My hair? I haven’t even given it a think, let alone a rethink. And that, possibly, is the nub of the problem. It’s been months since the last haircut and it’s just hanging there. I do keep it clean. More or less. When I remember.

‘We need Em.’

‘Hairdresser?’

‘Girlfriend. She’s a DJ, but she’s pretty good at chopping into hair.’

‘When’s she coming back?’

‘Soon, I hope. You still working at the op-shop?’

‘Yep.’

‘Those bags over there – it’s stuff I don’t wear any more, right. How about you go through it, take what you want, and drop the rest off for me?’

‘Thanks.’

‘Forget it. You’re doing me a favour.’

Oliver thinks a new school uniform can be acquired from lost property. I dump the old stuff there and pick up whatever someone else has been careless enough to lose. Swings and roundabouts etc.

Heading off to meet Fred, I’m wearing some of Oliver’s old clothes – jeans with pockets like diagonal slashes, a jumper that’s the colour of eggplant, and a big grey jacket that Oliver tells me is made from boiled wool, by some Japanese designer.
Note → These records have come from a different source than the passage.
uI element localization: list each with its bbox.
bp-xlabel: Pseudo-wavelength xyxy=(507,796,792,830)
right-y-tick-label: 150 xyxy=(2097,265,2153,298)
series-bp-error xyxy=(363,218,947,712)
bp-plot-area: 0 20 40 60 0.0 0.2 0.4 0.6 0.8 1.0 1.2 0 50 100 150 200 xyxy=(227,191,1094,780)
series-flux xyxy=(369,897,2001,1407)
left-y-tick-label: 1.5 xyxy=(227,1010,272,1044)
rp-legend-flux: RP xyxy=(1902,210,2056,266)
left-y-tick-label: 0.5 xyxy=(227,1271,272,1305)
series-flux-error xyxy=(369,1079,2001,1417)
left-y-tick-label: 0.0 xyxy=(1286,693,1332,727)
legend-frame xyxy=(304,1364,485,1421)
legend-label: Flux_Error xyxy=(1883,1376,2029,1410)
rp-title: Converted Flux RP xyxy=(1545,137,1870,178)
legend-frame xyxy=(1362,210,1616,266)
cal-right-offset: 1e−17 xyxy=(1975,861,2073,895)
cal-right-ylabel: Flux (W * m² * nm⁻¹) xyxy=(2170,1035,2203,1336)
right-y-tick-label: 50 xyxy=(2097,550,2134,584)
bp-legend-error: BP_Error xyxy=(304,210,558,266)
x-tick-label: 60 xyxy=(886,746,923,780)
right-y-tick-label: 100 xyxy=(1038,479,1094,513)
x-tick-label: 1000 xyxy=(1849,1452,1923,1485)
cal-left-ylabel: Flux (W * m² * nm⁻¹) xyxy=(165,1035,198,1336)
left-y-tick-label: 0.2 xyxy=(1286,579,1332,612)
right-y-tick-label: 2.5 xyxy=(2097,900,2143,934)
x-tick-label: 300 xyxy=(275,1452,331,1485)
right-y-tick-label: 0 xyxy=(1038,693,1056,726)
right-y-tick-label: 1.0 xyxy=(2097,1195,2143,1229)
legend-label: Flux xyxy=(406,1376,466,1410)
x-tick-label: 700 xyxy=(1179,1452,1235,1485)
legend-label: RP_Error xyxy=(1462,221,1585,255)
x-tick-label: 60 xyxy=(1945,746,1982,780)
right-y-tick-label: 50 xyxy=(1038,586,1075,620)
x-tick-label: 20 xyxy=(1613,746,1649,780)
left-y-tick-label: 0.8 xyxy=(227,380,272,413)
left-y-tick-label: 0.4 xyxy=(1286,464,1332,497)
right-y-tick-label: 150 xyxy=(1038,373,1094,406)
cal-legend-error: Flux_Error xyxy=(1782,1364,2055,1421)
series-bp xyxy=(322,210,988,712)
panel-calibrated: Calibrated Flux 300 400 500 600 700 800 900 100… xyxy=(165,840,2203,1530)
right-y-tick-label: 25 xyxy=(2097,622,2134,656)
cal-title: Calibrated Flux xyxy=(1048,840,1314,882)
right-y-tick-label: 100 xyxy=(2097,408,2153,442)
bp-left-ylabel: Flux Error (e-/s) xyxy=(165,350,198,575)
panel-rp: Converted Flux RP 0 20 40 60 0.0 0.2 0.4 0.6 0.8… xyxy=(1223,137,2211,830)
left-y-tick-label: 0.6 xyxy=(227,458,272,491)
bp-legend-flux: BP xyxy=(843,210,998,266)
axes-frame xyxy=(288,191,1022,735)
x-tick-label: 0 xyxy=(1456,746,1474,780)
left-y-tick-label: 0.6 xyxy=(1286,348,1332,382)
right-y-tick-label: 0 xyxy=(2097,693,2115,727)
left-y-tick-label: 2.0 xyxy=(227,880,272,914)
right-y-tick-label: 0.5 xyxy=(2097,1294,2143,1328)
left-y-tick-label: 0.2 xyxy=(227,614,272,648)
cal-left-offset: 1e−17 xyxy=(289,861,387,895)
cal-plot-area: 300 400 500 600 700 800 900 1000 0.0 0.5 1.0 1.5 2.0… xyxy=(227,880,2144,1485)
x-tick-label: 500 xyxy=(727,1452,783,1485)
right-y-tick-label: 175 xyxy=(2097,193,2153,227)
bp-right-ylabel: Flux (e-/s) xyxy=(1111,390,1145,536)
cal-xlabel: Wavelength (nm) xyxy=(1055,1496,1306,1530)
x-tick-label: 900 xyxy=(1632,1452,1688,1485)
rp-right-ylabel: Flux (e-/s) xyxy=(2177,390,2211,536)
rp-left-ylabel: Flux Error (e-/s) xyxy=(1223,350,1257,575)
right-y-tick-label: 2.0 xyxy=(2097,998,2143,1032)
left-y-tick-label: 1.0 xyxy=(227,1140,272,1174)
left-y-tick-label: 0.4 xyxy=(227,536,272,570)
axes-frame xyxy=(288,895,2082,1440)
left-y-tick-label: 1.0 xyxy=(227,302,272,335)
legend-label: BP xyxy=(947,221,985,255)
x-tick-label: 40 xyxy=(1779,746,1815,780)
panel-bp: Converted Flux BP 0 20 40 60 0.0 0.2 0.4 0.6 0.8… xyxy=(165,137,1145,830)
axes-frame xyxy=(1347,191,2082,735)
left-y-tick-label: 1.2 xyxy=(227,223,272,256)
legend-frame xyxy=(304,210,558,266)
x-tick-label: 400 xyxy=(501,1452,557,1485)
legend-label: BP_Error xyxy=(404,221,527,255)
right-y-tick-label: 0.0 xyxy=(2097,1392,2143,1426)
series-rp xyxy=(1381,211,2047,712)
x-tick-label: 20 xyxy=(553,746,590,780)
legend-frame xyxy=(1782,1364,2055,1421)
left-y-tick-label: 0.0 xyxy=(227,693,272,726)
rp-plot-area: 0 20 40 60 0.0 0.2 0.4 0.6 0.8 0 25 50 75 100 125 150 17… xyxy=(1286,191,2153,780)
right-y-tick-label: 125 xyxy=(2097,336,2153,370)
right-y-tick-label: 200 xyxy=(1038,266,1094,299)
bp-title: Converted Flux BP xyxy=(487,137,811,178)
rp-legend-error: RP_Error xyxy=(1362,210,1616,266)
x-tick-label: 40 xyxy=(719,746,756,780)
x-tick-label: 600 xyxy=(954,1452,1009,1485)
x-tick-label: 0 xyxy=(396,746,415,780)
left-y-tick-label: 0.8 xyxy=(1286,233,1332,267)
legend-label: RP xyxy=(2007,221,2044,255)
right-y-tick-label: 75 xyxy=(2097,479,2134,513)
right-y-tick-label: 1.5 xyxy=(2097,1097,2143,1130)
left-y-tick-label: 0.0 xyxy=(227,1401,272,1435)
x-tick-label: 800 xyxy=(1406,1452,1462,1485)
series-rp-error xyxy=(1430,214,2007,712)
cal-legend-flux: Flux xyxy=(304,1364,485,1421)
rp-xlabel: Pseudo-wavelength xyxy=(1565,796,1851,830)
It all looks a bit weird to me, but I decide the trend guru knows more than the dag guru about what to wear.

Fred walks a full circle around me.

‘You look older, taller and cooler. How’s that possible in a couple of weeks?’

‘I’m running every day, with Howard, and pumping the doorstops.’

‘I see the results. You’ll lose that whole geeky charm thing you’ve got happening if you’re not careful.’

I give him a good solid punch in the arm.